Indexing - How many AMPS are involved in the join

Database
New Member

Indexing - How many AMPS are involved in the join

Hi There,

 

If I have two tables, A& B, both with primary index CUSTOMER_ID. A.Row1 has CUSTOMER_ID 123 and B.Row1 has a CUSTOMER_ID 123. Will both records be stored in the same AMP?

 

Nair

4 REPLIES
rjg
Supporter

Re: Indexing - How many AMPS are involved in the join

I can't think of an instance where they would not based on the info you have provided.

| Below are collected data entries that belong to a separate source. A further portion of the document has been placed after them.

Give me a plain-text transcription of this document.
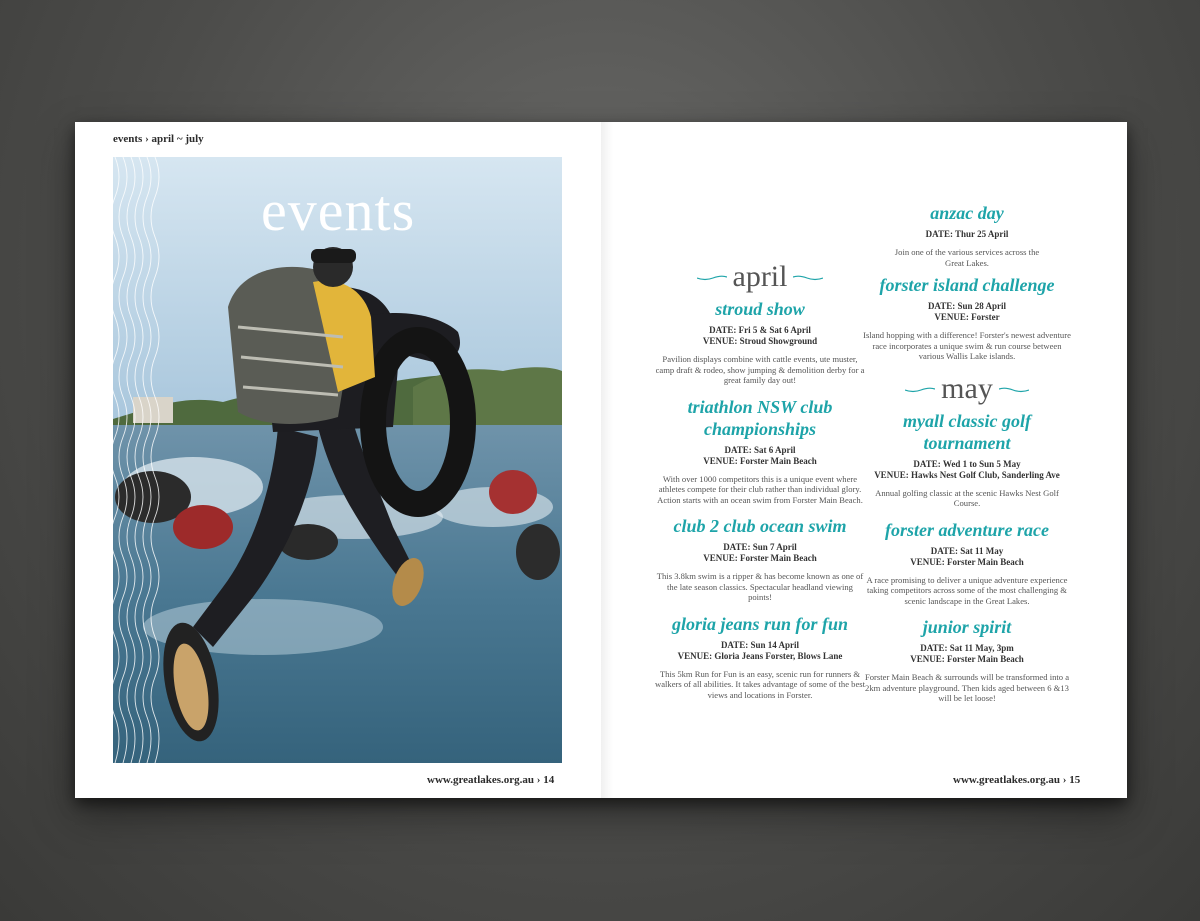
events › april ~ july
events
www.greatlakes.org.au › 14	www.greatlakes.org.au › 15
april
stroud show
DATE: Fri 5 & Sat 6 April
VENUE: Stroud Showground
Pavilion displays combine with cattle events, ute muster, camp draft & rodeo, show jumping & demolition derby for a great family day out!
triathlon NSW club championships
DATE: Sat 6 April
VENUE: Forster Main Beach
With over 1000 competitors this is a unique event where athletes compete for their club rather than individual glory. Action starts with an ocean swim from Forster Main Beach.
club 2 club ocean swim
DATE: Sun 7 April
VENUE: Forster Main Beach
This 3.8km swim is a ripper & has become known as one of the late season classics. Spectacular headland viewing points!
gloria jeans run for fun
DATE: Sun 14 April
VENUE: Gloria Jeans Forster, Blows Lane
This 5km Run for Fun is an easy, scenic run for runners & walkers of all abilities. It takes advantage of some of the best views and locations in Forster.
anzac day
DATE: Thur 25 April
Join one of the various services across the Great Lakes.
forster island challenge
DATE: Sun 28 April
VENUE: Forster
Island hopping with a difference! Forster's newest adventure race incorporates a unique swim & run course between various Wallis Lake islands.
may
myall classic golf tournament
DATE: Wed 1 to Sun 5 May
VENUE: Hawks Nest Golf Club, Sanderling Ave
Annual golfing classic at the scenic Hawks Nest Golf Course.
forster adventure race
DATE: Sat 11 May
VENUE: Forster Main Beach
A race promising to deliver a unique adventure experience taking competitors across some of the most challenging & scenic landscape in the Great Lakes.
junior spirit
DATE: Sat 11 May, 3pm
VENUE: Forster Main Beach
Forster Main Beach & surrounds will be transformed into a 2km adventure playground. Then kids aged between 6 &13 will be let loose!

you can run this on each table to demonstrate.

 

SELECT pi_col,HASHAMP(HASHBUCKET(HASHROW(a))) AS AMPNumber
FROM your_table where pi_col = 123; 
rjg
Supporter

Re: Indexing - How many AMPS are involved in the join

Not sure how to fix last post so correct:

 

SyntaxEditor Code Snippet

SELECT pi_col,HASHAMP(HASHBUCKET(HASHROW(pi_col))) AS AMPNumber
FROM your_table where pi_col = 123;
Senior Supporter

Re: Indexing - How many AMPS are involved in the join

Hi Nair,

Whether two rows are stored on the same AMP or not is dependent on a combination of the data value and data type.

 

In your example, if in both tables the CUSTOMER_ID column has the same (or compatible) data type then the two rows will ALWAYS be stored on the same AMP (at least until TD 16.10 but that's a 'maybe' and another story).

 

By 'compatible' data types I mean 'compatible for hashing'. So the same data value in INTEGER and SMALLINT columns will generate the same row hash, therefore they will end up on the smae AMP.

 

However, the same data value in an INTEGER column and a FLOAT column will generate different row hash values and therefore will typically end up on different AMPs.

 

Cheers,

Dave

Ward Analytics Ltd - information in motion
www: http://www.ward-analytics.com

Re: Indexing - How many AMPS are involved in the join

Hello,

The storage is entirely dependent on the hashing function of the teradata. This in turn is governed primarily by the value of that index and the data type. In your case, we already know the data type is same, so if the data type is same , the join would happen on the same amp.

To summarize : "If the data type and value of 2 tables in same, and the join is carried out on the same PI, it would be performed locally on the amp itself."

 

Cheers!